There are many scenarios of iceberg write, for example.

  • streaming ingestion in which iceberg write can occur very often.
  • write in append mode.
  • write in overwrite mode.
  • MERGE INTO query.
  • INSERT INTO query.

In order to avoid iceberg commit conflict, Chango uses distributed lock controlled by zookeeper. You can use curator to accomplish distributed lock with zookeeper.

Let’s see the following pseudo codes.

DistributedLock distributedLock = null;
try {
// create distributed lock.
distributedLock = new DistributedLock(zkHosts);

// acquire distributed lock.
int tryCount = 10;
String zkPath = DistributedLock.TX_ROOT_PATH + "/" + tablePathName;
InterProcessSemaphoreMutex interProcessSemaphoreMutex =
distributedLock.acquire(zkPath, 5, TimeUnit.SECONDS, tryCount);

if (interProcessSemaphoreMutex != null) {

// HERE, process of iceberg write.

// release lock.
interProcessSemaphoreMutex.release();
}
} finally {
if(distributedLock != null) {
distributedLock.close();
}
}

After acquiring lock for the iceberg table path in zookeeper, your logic for iceberg write will be processed, and then, distributed lock will be released. Finally, close the distributed lock.

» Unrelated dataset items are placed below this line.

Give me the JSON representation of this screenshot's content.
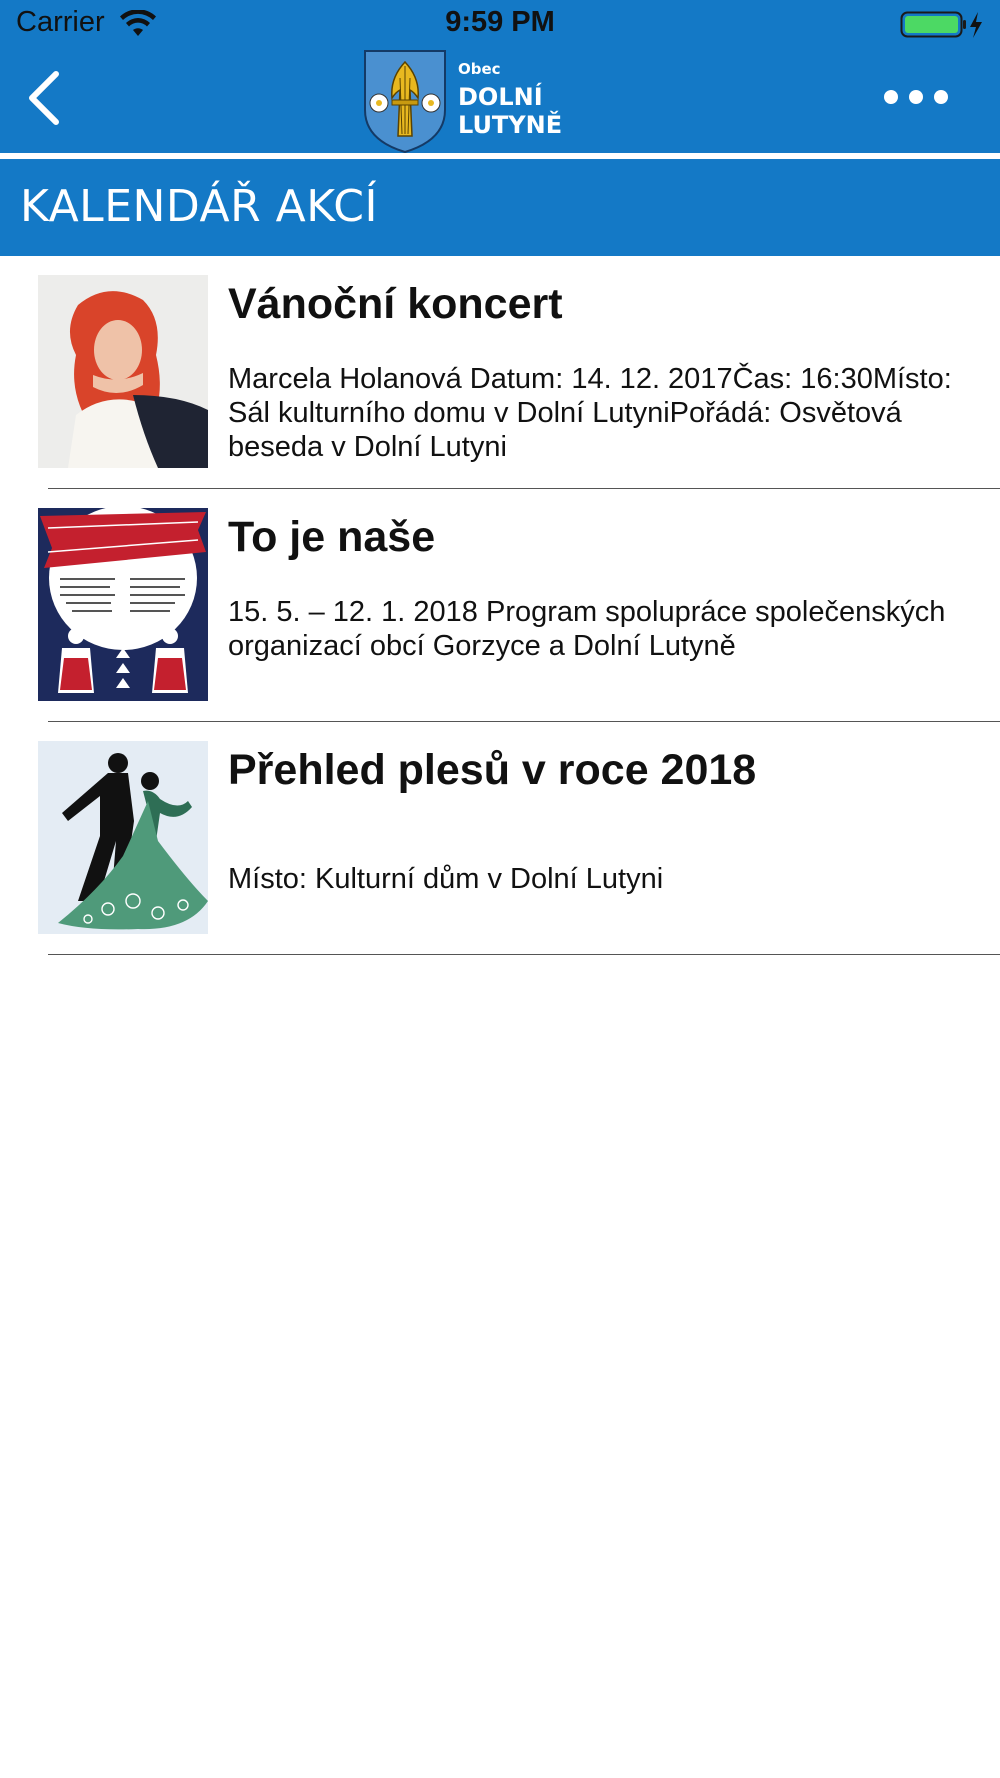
{
  "status_bar": {
    "carrier": "Carrier",
    "time": "9:59 PM"
  },
  "nav": {
    "back_icon": "chevron-left-icon",
    "logo": {
      "small": "Obec",
      "line1": "DOLNÍ",
      "line2": "LUTYNĚ"
    },
    "more_icon": "more-horizontal-icon"
  },
  "section": {
    "title": "KALENDÁŘ AKCÍ"
  },
  "events": [
    {
      "title": "Vánoční koncert",
      "description": "Marcela Holanová  Datum: 14. 12. 2017Čas: 16:30Místo: Sál kulturního domu v Dolní LutyniPořádá: Osvětová beseda v Dolní Lutyni"
    },
    {
      "title": "To je naše",
      "description": "15. 5. – 12. 1. 2018  Program spolupráce společenských organizací obcí Gorzyce a Dolní Lutyně"
    },
    {
      "title": "Přehled plesů v roce 2018",
      "description": "Místo: Kulturní dům v Dolní Lutyni"
    }
  ],
  "colors": {
    "primary_blue": "#1479c6",
    "background": "#ffffff",
    "text": "#111111"
  }
}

Iceberg Table Maintenance After Iceberg Commits

As seen for now, distributed lock needs to be used to avoid conflict of iceberg commits. But because everytime iceberg table is committed, many data files and metadata, snapshot will be created, you also need to maintain iceberg tables. In Chango, Chango REST Catalog will do such as iceberg table maintenance like small data file compaction, snapshot expiration, old metadata and orphan file removal automatically. Because iceberg maintenance queries are also iceberg write process, distributed lock needs to be used to maintain iceberg tables.

Even if iceberg supports transaction, iceberg commit conflict can occur very often when multiple engines / multiple applications write commits to the same iceberg table simultaneously. Distributed lock is a very simple solution to avoid such as iceberg commit conflict.

That’s it.

--

--